Un altro passo per il progetto dell’European training foundation di trasformare Torino in una skills city. La scorsa settimana la firma di un partenariato con l’Università di Torino, oggi la replica con il Centro internazionale di formazione dell’Organizzazione internazionale del lavoro. La città, una delle poche al mondo ad ospitare enti sia dell’Unione Europea che delle Nazioni Unite, è secondo il direttore di ITC-ILO Christophe Perrin “un ecosistema unico, dove competenze, innovazione e cooperazione internazionale si incontrano per affrontare le grandi transizioni del futuro del lavoro”. Per questo nasce un nuovo accordo, basato su “una collaborazione costruita nel tempo, basata su fiducia, complementarietà e lavoro concreto”.

La firma dell'accordo

Torino, ha dichiarato Pilvi Torsti, direttrice di Eft, può: “giocare un ruolo centrale sulle competenze e sul futuro del lavoro”. La collaborazione, che durerà cinque anni, si concentrerà sulll’evoluzione delle competenze, sul
lifelong learning, sulle transizioni occupazionali e sull’inclusione nel mercato del lavoro.
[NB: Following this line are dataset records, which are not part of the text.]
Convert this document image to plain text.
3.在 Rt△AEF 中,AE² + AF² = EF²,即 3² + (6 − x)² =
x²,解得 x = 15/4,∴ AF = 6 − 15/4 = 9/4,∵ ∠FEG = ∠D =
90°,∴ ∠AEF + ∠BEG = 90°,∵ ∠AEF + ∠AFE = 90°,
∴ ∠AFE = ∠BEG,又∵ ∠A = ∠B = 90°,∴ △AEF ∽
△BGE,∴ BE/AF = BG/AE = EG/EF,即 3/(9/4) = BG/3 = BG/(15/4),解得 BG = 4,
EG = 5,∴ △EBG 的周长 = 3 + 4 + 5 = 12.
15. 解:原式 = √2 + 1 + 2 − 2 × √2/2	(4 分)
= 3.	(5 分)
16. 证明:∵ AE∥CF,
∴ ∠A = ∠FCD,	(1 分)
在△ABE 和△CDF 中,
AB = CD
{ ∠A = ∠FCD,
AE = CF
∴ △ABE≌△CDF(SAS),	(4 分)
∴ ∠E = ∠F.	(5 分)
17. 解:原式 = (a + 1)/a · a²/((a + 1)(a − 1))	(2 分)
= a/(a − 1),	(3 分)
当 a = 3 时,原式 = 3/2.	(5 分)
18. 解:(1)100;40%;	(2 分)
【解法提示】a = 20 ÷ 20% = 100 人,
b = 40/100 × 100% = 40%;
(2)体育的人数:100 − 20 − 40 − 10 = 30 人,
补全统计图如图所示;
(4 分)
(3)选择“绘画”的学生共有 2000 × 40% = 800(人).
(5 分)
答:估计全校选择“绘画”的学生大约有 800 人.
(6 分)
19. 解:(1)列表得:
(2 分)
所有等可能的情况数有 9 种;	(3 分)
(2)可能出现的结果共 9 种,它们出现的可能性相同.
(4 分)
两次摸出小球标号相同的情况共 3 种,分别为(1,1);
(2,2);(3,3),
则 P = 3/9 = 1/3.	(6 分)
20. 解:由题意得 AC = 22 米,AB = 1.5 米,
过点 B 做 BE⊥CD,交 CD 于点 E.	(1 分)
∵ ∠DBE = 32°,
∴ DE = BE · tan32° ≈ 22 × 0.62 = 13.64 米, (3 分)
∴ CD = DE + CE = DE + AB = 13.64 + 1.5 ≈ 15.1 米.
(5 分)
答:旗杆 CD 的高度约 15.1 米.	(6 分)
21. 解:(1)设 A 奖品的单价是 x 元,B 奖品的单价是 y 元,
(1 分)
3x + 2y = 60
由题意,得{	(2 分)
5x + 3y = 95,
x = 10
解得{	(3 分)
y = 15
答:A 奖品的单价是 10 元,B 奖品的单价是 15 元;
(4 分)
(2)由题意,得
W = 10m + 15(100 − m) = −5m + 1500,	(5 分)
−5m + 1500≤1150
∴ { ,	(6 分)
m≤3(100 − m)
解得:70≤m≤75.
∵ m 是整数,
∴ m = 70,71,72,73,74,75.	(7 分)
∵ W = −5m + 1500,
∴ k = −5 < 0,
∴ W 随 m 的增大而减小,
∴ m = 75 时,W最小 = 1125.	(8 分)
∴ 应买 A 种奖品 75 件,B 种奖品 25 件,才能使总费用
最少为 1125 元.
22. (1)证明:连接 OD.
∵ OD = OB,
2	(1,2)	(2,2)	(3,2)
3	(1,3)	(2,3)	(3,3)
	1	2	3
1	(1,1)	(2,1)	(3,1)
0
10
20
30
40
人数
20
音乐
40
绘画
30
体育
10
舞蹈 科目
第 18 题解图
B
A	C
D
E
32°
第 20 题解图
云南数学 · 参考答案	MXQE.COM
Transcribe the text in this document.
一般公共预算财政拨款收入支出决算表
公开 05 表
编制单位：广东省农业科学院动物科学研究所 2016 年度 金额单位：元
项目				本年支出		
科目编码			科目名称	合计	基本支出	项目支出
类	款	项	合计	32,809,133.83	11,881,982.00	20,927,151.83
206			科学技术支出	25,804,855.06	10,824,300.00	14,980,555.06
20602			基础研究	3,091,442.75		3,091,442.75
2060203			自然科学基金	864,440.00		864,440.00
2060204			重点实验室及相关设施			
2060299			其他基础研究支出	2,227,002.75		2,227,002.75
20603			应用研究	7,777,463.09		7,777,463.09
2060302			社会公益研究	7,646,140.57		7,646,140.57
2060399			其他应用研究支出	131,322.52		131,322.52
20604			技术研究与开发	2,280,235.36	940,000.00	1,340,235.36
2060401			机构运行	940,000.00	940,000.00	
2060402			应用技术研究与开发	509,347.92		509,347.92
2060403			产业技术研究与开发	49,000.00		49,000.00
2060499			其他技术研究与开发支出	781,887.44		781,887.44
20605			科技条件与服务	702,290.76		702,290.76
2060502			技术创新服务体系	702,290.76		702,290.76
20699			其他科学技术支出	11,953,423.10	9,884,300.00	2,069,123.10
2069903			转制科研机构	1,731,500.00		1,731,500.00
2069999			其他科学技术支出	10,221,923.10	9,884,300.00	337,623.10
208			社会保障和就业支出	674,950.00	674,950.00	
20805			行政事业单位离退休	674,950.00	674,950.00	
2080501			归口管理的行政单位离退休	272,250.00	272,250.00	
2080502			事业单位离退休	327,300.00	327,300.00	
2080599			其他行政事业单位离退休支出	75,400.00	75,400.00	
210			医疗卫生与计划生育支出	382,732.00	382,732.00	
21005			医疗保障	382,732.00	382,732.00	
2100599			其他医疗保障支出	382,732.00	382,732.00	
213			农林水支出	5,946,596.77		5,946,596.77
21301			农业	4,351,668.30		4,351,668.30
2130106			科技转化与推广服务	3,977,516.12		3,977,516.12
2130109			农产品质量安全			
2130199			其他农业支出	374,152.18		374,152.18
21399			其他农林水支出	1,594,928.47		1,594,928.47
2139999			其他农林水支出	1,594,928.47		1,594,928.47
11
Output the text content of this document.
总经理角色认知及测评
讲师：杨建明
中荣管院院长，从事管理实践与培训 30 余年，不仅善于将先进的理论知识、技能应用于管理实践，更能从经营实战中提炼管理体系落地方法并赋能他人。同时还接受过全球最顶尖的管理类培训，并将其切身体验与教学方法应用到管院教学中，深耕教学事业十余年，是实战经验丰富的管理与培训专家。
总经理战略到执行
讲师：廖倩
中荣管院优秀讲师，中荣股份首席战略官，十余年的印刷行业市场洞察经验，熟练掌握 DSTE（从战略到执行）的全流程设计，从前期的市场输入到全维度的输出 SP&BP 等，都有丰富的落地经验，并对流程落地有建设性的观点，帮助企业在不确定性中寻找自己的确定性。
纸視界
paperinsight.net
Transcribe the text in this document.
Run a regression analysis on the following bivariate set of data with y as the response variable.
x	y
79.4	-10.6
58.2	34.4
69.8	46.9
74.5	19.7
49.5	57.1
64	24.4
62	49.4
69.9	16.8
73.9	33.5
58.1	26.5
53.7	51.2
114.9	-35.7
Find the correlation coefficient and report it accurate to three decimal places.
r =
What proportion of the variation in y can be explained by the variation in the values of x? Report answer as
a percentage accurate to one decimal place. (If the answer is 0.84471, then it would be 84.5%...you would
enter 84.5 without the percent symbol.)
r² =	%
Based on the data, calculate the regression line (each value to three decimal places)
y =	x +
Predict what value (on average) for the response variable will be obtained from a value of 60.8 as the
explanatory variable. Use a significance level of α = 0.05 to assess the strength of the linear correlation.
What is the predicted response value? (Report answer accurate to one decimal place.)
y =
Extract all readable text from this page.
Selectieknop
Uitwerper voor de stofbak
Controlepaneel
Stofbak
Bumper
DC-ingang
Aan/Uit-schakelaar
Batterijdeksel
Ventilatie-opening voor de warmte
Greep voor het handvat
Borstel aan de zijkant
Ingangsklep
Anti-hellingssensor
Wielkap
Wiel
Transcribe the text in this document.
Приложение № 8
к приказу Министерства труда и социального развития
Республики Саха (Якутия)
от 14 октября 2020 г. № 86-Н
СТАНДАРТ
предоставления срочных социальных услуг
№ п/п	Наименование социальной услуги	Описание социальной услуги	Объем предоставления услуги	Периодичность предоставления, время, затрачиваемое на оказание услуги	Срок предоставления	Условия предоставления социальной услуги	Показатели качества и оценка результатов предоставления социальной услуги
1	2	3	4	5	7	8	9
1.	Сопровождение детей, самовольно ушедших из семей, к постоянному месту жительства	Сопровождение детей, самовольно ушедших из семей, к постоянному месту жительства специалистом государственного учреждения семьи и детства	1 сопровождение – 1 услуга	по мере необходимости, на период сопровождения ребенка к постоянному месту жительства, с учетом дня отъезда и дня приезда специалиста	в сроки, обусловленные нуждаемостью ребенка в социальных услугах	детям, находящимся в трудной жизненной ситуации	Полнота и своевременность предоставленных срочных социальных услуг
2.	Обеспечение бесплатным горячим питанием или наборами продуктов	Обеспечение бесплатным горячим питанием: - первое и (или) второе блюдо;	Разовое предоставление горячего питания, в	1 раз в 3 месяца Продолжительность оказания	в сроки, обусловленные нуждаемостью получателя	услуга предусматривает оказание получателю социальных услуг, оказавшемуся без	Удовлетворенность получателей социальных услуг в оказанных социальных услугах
Per questo si cercheranno intese con gli attori del territorio, mettendo anche a disposizione conoscenze e strumenti avanzati, per rafforzare i legami tra formazione e mondo produttivo e avviare progetti pilota come workshop, hackaton, innovation lab, design sprint.

Ora l’appuntamento è per i giorni tra 23 e 25 novembre per il Torino Global Skills Summit: un occasione per attori internazionali di incontrarsi e ragionare su competenze e trasformazioni del mondo del lavoro.